Tekniska problem
Incident Report for Kundo
Postmortem

We apologize for any inconvenience caused by this incident. A summary of the events and measures taken follows.

Timeline (in CET)

15:06 We deploy a new version of our systems which includes the removal of several database indices, determined to be unused.

15:13 At time of updating database indices we saw a sudden increase in database query times and our services started to experience timeouts. Our engineers start a troubleshooting process in order to identify and solve the issue.

15:20 We post a status message notifying about the incident.
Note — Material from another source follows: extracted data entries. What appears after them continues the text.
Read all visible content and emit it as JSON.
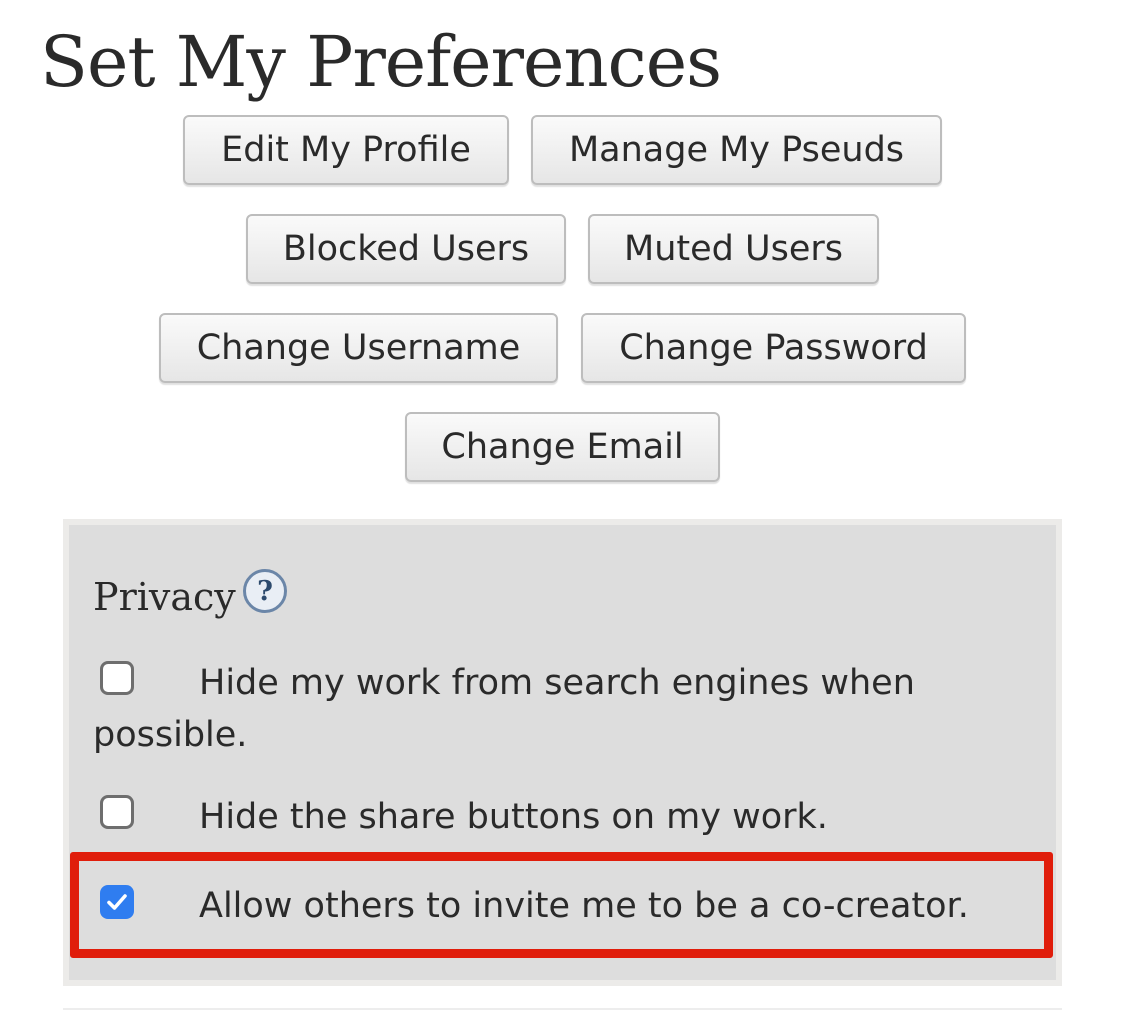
{
  "page": {
    "title": "Set My Preferences"
  },
  "nav_buttons": {
    "edit_profile": "Edit My Profile",
    "manage_pseuds": "Manage My Pseuds",
    "blocked_users": "Blocked Users",
    "muted_users": "Muted Users",
    "change_username": "Change Username",
    "change_password": "Change Password",
    "change_email": "Change Email"
  },
  "privacy": {
    "title": "Privacy",
    "help_icon": "help-question-icon",
    "help_glyph": "?",
    "options": [
      {
        "label_line1": "Hide my work from search engines when",
        "label_line2": "possible.",
        "checked": false
      },
      {
        "label": "Hide the share buttons on my work.",
        "checked": false
      },
      {
        "label": "Allow others to invite me to be a co-creator.",
        "checked": true,
        "highlighted": true
      }
    ]
  },
  "colors": {
    "highlight_border": "#e01d0b",
    "checkbox_checked": "#2f7df0",
    "panel_background": "#dddddd"
  }
}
15:26 We identify the increased database load as a result of the indices which were removed during the deployment. The increased load on our database prevents web requests to our application from being successfully processed.

15:28 The database queries which cause the increased load are identified.
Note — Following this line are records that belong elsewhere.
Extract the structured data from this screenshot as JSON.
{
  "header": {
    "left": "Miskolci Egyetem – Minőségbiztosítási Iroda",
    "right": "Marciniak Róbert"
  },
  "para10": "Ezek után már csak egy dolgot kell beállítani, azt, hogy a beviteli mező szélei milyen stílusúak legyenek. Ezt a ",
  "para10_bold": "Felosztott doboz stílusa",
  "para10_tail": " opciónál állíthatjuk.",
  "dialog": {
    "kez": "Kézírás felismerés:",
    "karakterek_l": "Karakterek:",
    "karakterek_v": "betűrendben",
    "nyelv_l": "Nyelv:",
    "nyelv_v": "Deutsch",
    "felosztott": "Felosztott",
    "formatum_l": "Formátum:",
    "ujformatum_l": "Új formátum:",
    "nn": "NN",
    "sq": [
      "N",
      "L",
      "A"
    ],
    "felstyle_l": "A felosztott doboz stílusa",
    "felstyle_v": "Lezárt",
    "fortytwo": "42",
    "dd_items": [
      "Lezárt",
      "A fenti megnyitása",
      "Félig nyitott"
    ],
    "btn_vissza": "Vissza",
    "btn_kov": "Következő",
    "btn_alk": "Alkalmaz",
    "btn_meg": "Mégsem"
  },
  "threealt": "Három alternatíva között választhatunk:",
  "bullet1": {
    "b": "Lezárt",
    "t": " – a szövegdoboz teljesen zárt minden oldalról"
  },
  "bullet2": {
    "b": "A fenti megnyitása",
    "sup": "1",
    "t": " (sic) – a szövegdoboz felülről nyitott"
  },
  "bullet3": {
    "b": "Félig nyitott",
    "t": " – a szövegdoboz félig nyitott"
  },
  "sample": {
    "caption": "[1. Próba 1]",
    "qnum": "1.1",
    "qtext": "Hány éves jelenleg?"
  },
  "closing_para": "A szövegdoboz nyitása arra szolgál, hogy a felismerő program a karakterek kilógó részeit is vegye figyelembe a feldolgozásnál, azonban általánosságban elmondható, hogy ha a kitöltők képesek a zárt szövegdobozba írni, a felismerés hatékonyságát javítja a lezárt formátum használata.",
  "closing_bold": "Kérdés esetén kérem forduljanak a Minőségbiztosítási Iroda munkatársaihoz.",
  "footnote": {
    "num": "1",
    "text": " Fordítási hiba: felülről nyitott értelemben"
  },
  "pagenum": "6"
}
15:48 We release a new version of our systems in which the database indices are recreated and monitor the results.

16:08 The indices are recreated but we still experience a high database load. We continue to identify a solution to mitigate the problem.

16:25 We perform optimizations of the causal queries and monitor the results. The action allows our systems to recover and return to normal operation.

16:42 The incident is marked as resolved after a period of successful monitoring.

What happened?

We released a new version of our systems in which the removal of several database indices were included. It was mistakenly assumed that the indices were unused and could be safely removed. The removal caused an increased load on our database which prevented our systems from successfully handling web requests.

The issue was solved by recreating the indices and performing optimizations on the database queries which was causing the increased loads.

Mitigations and actions

To prevent this from happening again, we have started an initiative that will review our process for how we implement database changes. More specifically, we will review what is required when changing a database index and how we can identify whether it is in use or not.

From a longer perspective, we will implement improvements to our database architecture in order to reduce the impact that database difficulties have on our system as a whole.

Further details or questions

You are most welcome to contact us via email for more information: support@kundo.se

Posted Jan 27, 2022 - 13:14 CET

Resolved
We have solved the issue with high database load, and response times are back to normal. We will investigate why this outage occurred and take steps to prevent it and similar issues from happening in the future.
Posted Jan 19, 2022 - 16:42 CET
Identified
We are still seeing some database load issues and have prepared another solution to help with the remaining issues.
Posted Jan 19, 2022 - 16:31 CET
Update
We are continuing to monitor for any further issues.
Posted Jan 19, 2022 - 16:21 CET
Monitoring
We have released our solution to the issue and are monitoring the situation.
Posted Jan 19, 2022 - 16:12 CET
Update
Kundo Knowledge has been restored to partial availability, and we are still working on releasing our solution to the issue.
Posted Jan 19, 2022 - 15:58 CET
Update
We are releasing a solution to the issue soon, which we will monitor and see if it resolves the issue.
Posted Jan 19, 2022 - 15:43 CET
Update
We have identified the issue and are working on a solution to the database load.
Posted Jan 19, 2022 - 15:32 CET
Update
The issue is related to high database load, causing a major outage. We are taking steps to correct this.
Posted Jan 19, 2022 - 15:26 CET
Investigating
Right now we are experiencing technical problems. We will update this message as soon as we have more information.
Posted Jan 19, 2022 - 15:20 CET
This incident affected: Kundo, Dashboard, Mail, Chat, Forum, Knowledge and Help Center, Statistics and Social media channels (Facebook).